OpenAI released a preview of o1 (aka 🍓) today — their first model trained with Reinforcement Learning (RL).

I’m starting to develop my intuition for what tasks are best suited for these new models. My very first impressions:

  • o1 “think through” before giving the answer.
  • o1 is not GPT: your prompts will not “just work”.

Leap in AI reasoning and Problem Solving#

  • Enhanced reasoning: o1 can “think through” problems before providing solutions.
  • Complex problem solving: excels in tasks requiring planning and iteration, such as novel questions or autonomous agents.
  • Writing skills: does not surpass GPT-4o in writing creativity and proficiency.
  • Errors and hallucinations: still prone to mistakes and generating inaccurate fact.
  • Underlying model constraints: limited by the capabilities of the base model, GPT-4o.

Vibe Check#

Given two common riddle challenges, “river crossing” and “there are six people in a room” and a crossword puzzle, o1 successfully solved them. Note that these challenges require iterative reasoning. o1 also demonstrated the ability to adjust answers based on new information. Feel like AGI? Haha.

Figure 1: GPT-4o unable to solve the riddle

If you are doing problems that don’t benefit from planning a solution, you may not see improvement.

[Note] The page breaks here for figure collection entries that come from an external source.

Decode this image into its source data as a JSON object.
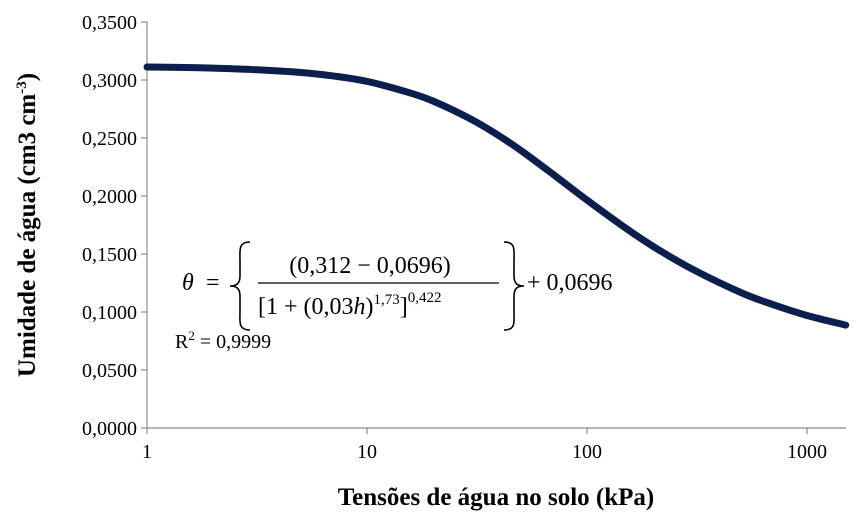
{
  "chart_data": {
    "type": "line",
    "xscale": "log",
    "xlim": [
      1,
      1500
    ],
    "ylim": [
      0,
      0.35
    ],
    "xlabel": "Tensões de água no solo (kPa)",
    "ylabel_main": "Umidade de água (cm3 cm",
    "ylabel_sup": "-3",
    "ylabel_end": ")",
    "x_ticks": [
      1,
      10,
      100,
      1000
    ],
    "x_tick_labels": [
      "1",
      "10",
      "100",
      "1000"
    ],
    "y_ticks": [
      0,
      0.05,
      0.1,
      0.15,
      0.2,
      0.25,
      0.3,
      0.35
    ],
    "y_tick_labels": [
      "0,0000",
      "0,0500",
      "0,1000",
      "0,1500",
      "0,2000",
      "0,2500",
      "0,3000",
      "0,3500"
    ],
    "grid": false,
    "series": [
      {
        "color": "#0b1f4f",
        "x": [
          1,
          1.5,
          2,
          3,
          5,
          7,
          10,
          15,
          20,
          30,
          40,
          50,
          70,
          100,
          150,
          200,
          300,
          500,
          700,
          1000,
          1500
        ],
        "y": [
          0.3112,
          0.3108,
          0.3102,
          0.309,
          0.3065,
          0.3035,
          0.2988,
          0.29,
          0.2818,
          0.2658,
          0.2517,
          0.2393,
          0.2188,
          0.1965,
          0.1723,
          0.1565,
          0.1371,
          0.1168,
          0.1064,
          0.097,
          0.0887
        ]
      }
    ],
    "annotation": {
      "theta": "θ",
      "equals": "=",
      "numerator": "(0,312 − 0,0696)",
      "den_open": "[1 + (0,03",
      "den_h": "h",
      "den_close": ")",
      "den_exp1": "1,73",
      "den_bracket": "]",
      "den_exp2": "0,422",
      "tail": "+ 0,0696",
      "r2_label": "R",
      "r2_sup": "2",
      "r2_value": " = 0,9999"
    }
  }
}
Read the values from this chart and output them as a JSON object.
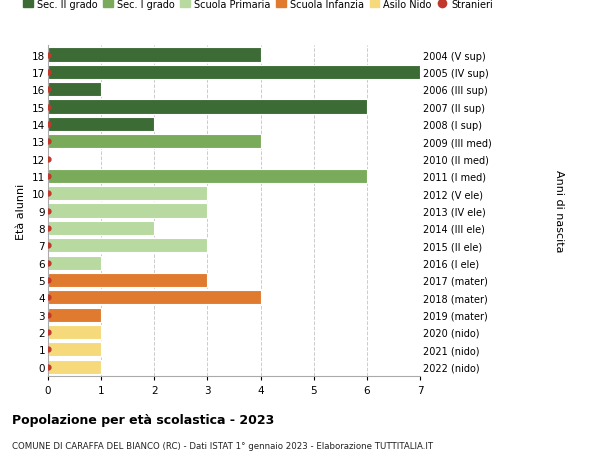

I think the answers don’t matter as much as the thought process to arrive at the answers. o1 acts like it truly understand what it’s outputting.

Future Considerations#

I think we’re finally shifting toward AI systems with greater autonomy and planning abilities that can make SWE-agent more deterministic (robust) and less costly at scale solving real use cases.

New Paradigm of Model Pre-Training#

o1 is trained with RL to “think” before responding via a private chain of thought. The longer it thinks, the better it does on reasoning tasks. This opens up a new dimension for scaling. We’re no longer bottlenecked by pre-training. We can now scale inference compute too.

Test-time reasoning is all you need

This is a new paradigm of inference-time scaling. As Sutton said in the Bitter Lesson, there’re only 2 techniques that scale indefinitely with compute: learning and search. Now is the time to shift focus to search. OpenAI must have figured out the inference scaling law a long time ago, which academia is just recently discovering. So we now have scaling laws for test-time inference.


Despite o1 is great in many ways, it isn’t superior in all areas.

I’m still not too clear where it excels. I find ways to use it that I don’t know about everytime. So, keep playing.